From 346f1eebbdab244880967133aea7272d9b16f519 Mon Sep 17 00:00:00 2001
From: Anthony Song <38965603+tonyksong@users.noreply.github.com>
Date: Thu, 17 Apr 2025 09:54:44 -0400
Subject: [PATCH] docs: fix typo (#37567)

Co-authored-by: Anthony <anthony.song@capitalone.com>
---
 docs/source/en/perf_train_gpu_many.md | 2 +-
 1 file changed, 1 insertion(+), 1 deletion(-)

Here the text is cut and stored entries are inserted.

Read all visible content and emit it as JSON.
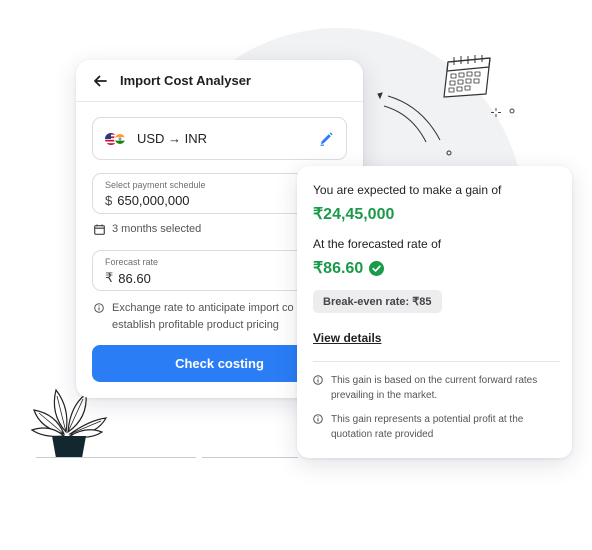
{
  "analyser": {
    "title": "Import Cost Analyser",
    "currency_pair": "USD → INR",
    "schedule": {
      "label": "Select payment schedule",
      "symbol": "$",
      "value": "650,000,000"
    },
    "months_selected": "3 months selected",
    "rate": {
      "label": "Forecast rate",
      "symbol": "₹",
      "value": "86.60"
    },
    "note": "Exchange rate to anticipate import co",
    "note_line2": "establish profitable product pricing",
    "cta_label": "Check costing"
  },
  "result": {
    "gain_intro": "You are expected to make a gain of",
    "gain_amount": "₹24,45,000",
    "rate_intro": "At the forecasted rate of",
    "rate_value": "₹86.60",
    "break_even": "Break-even rate: ₹85",
    "view_details": "View details",
    "footnotes": [
      "This gain is based on the current forward rates prevailing in the market.",
      "This gain represents a potential profit at the quotation rate provided"
    ]
  },
  "colors": {
    "accent": "#2b7df6",
    "gain": "#1b9a4a"
  },
  "icons": [
    "back-arrow-icon",
    "us-flag-icon",
    "india-flag-icon",
    "edit-pencil-icon",
    "calendar-icon",
    "info-icon",
    "check-circle-icon",
    "calendar-illustration-icon",
    "plant-illustration-icon"
  ]
}
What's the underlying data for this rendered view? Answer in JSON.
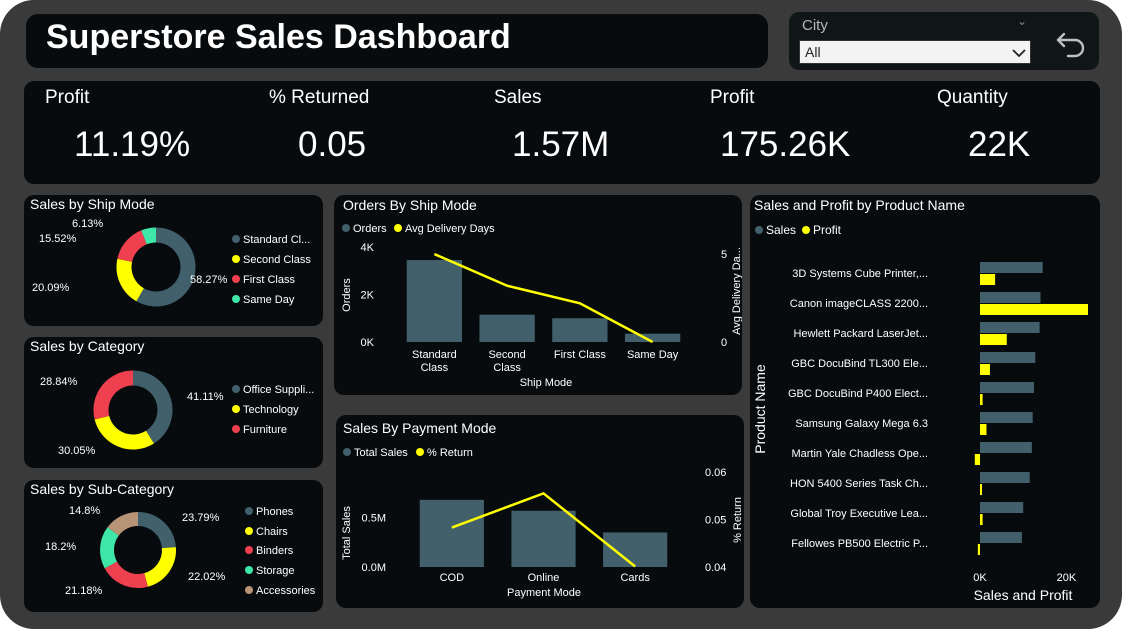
{
  "header": {
    "title": "Superstore Sales Dashboard"
  },
  "filter": {
    "label": "City",
    "value": "All"
  },
  "kpis": [
    {
      "label": "Profit",
      "value": "11.19%"
    },
    {
      "label": "% Returned",
      "value": "0.05"
    },
    {
      "label": "Sales",
      "value": "1.57M"
    },
    {
      "label": "Profit",
      "value": "175.26K"
    },
    {
      "label": "Quantity",
      "value": "22K"
    }
  ],
  "colors": {
    "teal": "#41606c",
    "yellow": "#ffff00",
    "red": "#ef4050",
    "green": "#3ee6a8",
    "tan": "#b89477"
  },
  "chart_data": [
    {
      "type": "pie",
      "title": "Sales by Ship Mode",
      "slices": [
        {
          "name": "Standard Cl...",
          "value": 58.27,
          "label": "58.27%",
          "color": "#41606c"
        },
        {
          "name": "Second Class",
          "value": 20.09,
          "label": "20.09%",
          "color": "#ffff00"
        },
        {
          "name": "First Class",
          "value": 15.52,
          "label": "15.52%",
          "color": "#ef4050"
        },
        {
          "name": "Same Day",
          "value": 6.13,
          "label": "6.13%",
          "color": "#3ee6a8"
        }
      ]
    },
    {
      "type": "pie",
      "title": "Sales by Category",
      "slices": [
        {
          "name": "Office Suppli...",
          "value": 41.11,
          "label": "41.11%",
          "color": "#41606c"
        },
        {
          "name": "Technology",
          "value": 30.05,
          "label": "30.05%",
          "color": "#ffff00"
        },
        {
          "name": "Furniture",
          "value": 28.84,
          "label": "28.84%",
          "color": "#ef4050"
        }
      ]
    },
    {
      "type": "pie",
      "title": "Sales by Sub-Category",
      "slices": [
        {
          "name": "Phones",
          "value": 23.79,
          "label": "23.79%",
          "color": "#41606c"
        },
        {
          "name": "Chairs",
          "value": 22.02,
          "label": "22.02%",
          "color": "#ffff00"
        },
        {
          "name": "Binders",
          "value": 21.18,
          "label": "21.18%",
          "color": "#ef4050"
        },
        {
          "name": "Storage",
          "value": 18.2,
          "label": "18.2%",
          "color": "#3ee6a8"
        },
        {
          "name": "Accessories",
          "value": 14.8,
          "label": "14.8%",
          "color": "#b89477"
        }
      ]
    },
    {
      "type": "bar",
      "title": "Orders By Ship Mode",
      "categories": [
        "Standard Class",
        "Second Class",
        "First Class",
        "Same Day"
      ],
      "category_lines": [
        [
          "Standard",
          "Class"
        ],
        [
          "Second",
          "Class"
        ],
        [
          "First Class"
        ],
        [
          "Same Day"
        ]
      ],
      "series": [
        {
          "name": "Orders",
          "values": [
            3450,
            1150,
            1000,
            350
          ],
          "color": "#41606c"
        },
        {
          "name": "Avg Delivery Days",
          "values": [
            5.0,
            3.2,
            2.2,
            0.0
          ],
          "color": "#ffff00"
        }
      ],
      "xlabel": "Ship Mode",
      "ylabel": "Orders",
      "y2label": "Avg Delivery Da...",
      "ylim": [
        0,
        4000
      ],
      "yticks": [
        {
          "v": 0,
          "t": "0K"
        },
        {
          "v": 2000,
          "t": "2K"
        },
        {
          "v": 4000,
          "t": "4K"
        }
      ],
      "y2lim": [
        0,
        5.8
      ],
      "y2ticks": [
        {
          "v": 0,
          "t": "0"
        },
        {
          "v": 5,
          "t": "5"
        }
      ]
    },
    {
      "type": "bar",
      "title": "Sales By Payment Mode",
      "categories": [
        "COD",
        "Online",
        "Cards"
      ],
      "series": [
        {
          "name": "Total Sales",
          "values": [
            0.68,
            0.57,
            0.35
          ],
          "color": "#41606c"
        },
        {
          "name": "% Return",
          "values": [
            0.0483,
            0.0555,
            0.0401
          ],
          "color": "#ffff00"
        }
      ],
      "xlabel": "Payment Mode",
      "ylabel": "Total Sales",
      "y2label": "% Return",
      "ylim": [
        0,
        0.8
      ],
      "yticks": [
        {
          "v": 0,
          "t": "0.0M"
        },
        {
          "v": 0.5,
          "t": "0.5M"
        }
      ],
      "y2lim": [
        0.04,
        0.06
      ],
      "y2ticks": [
        {
          "v": 0.04,
          "t": "0.04"
        },
        {
          "v": 0.05,
          "t": "0.05"
        },
        {
          "v": 0.06,
          "t": "0.06"
        }
      ]
    },
    {
      "type": "bar",
      "title": "Sales and Profit by Product Name",
      "categories": [
        "3D Systems Cube Printer,...",
        "Canon imageCLASS 2200...",
        "Hewlett Packard LaserJet...",
        "GBC DocuBind TL300 Ele...",
        "GBC DocuBind P400 Elect...",
        "Samsung Galaxy Mega 6.3",
        "Martin Yale Chadless Ope...",
        "HON 5400 Series Task Ch...",
        "Global Troy Executive Lea...",
        "Fellowes PB500 Electric P..."
      ],
      "series": [
        {
          "name": "Sales",
          "values": [
            14500,
            14000,
            13800,
            12800,
            12500,
            12200,
            12000,
            11500,
            10000,
            9700
          ],
          "color": "#41606c"
        },
        {
          "name": "Profit",
          "values": [
            3500,
            25000,
            6200,
            2300,
            600,
            1500,
            -1200,
            300,
            600,
            -500
          ],
          "color": "#ffff00"
        }
      ],
      "xlabel": "Sales and Profit",
      "ylabel": "Product Name",
      "xlim": [
        -2000,
        25500
      ],
      "xticks": [
        {
          "v": 0,
          "t": "0K"
        },
        {
          "v": 20000,
          "t": "20K"
        }
      ]
    }
  ]
}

diff --git a/docs/source/en/perf_train_gpu_many.md b/docs/source/en/perf_train_gpu_many.md
index 347db1a3f0b..3dd0845e671 100644
--- a/docs/source/en/perf_train_gpu_many.md
+++ b/docs/source/en/perf_train_gpu_many.md
@@ -111,7 +111,7 @@ This approach optimizes parallel data processing by reducing idle GPU utilizatio
 
 Data, pipeline and model parallelism combine to form [3D parallelism](https://www.microsoft.com/en-us/research/blog/deepspeed-extreme-scale-model-training-for-everyone/) to optimize memory and compute efficiency.
 
-Memory effiiciency is achieved by splitting the model across GPUs and also dividing it into stages to create a pipeline. This allows GPUs to work in parallel on micro-batches of data, reducing the memory usage of the model, optimizer, and activations.
+Memory efficiency is achieved by splitting the model across GPUs and also dividing it into stages to create a pipeline. This allows GPUs to work in parallel on micro-batches of data, reducing the memory usage of the model, optimizer, and activations.
 
 Compute efficiency is enabled by ZeRO data parallelism where each GPU only stores a slice of the model, optimizer, and activations. This allows higher communication bandwidth between data parallel nodes because communication can occur independently or in parallel with the other pipeline stages.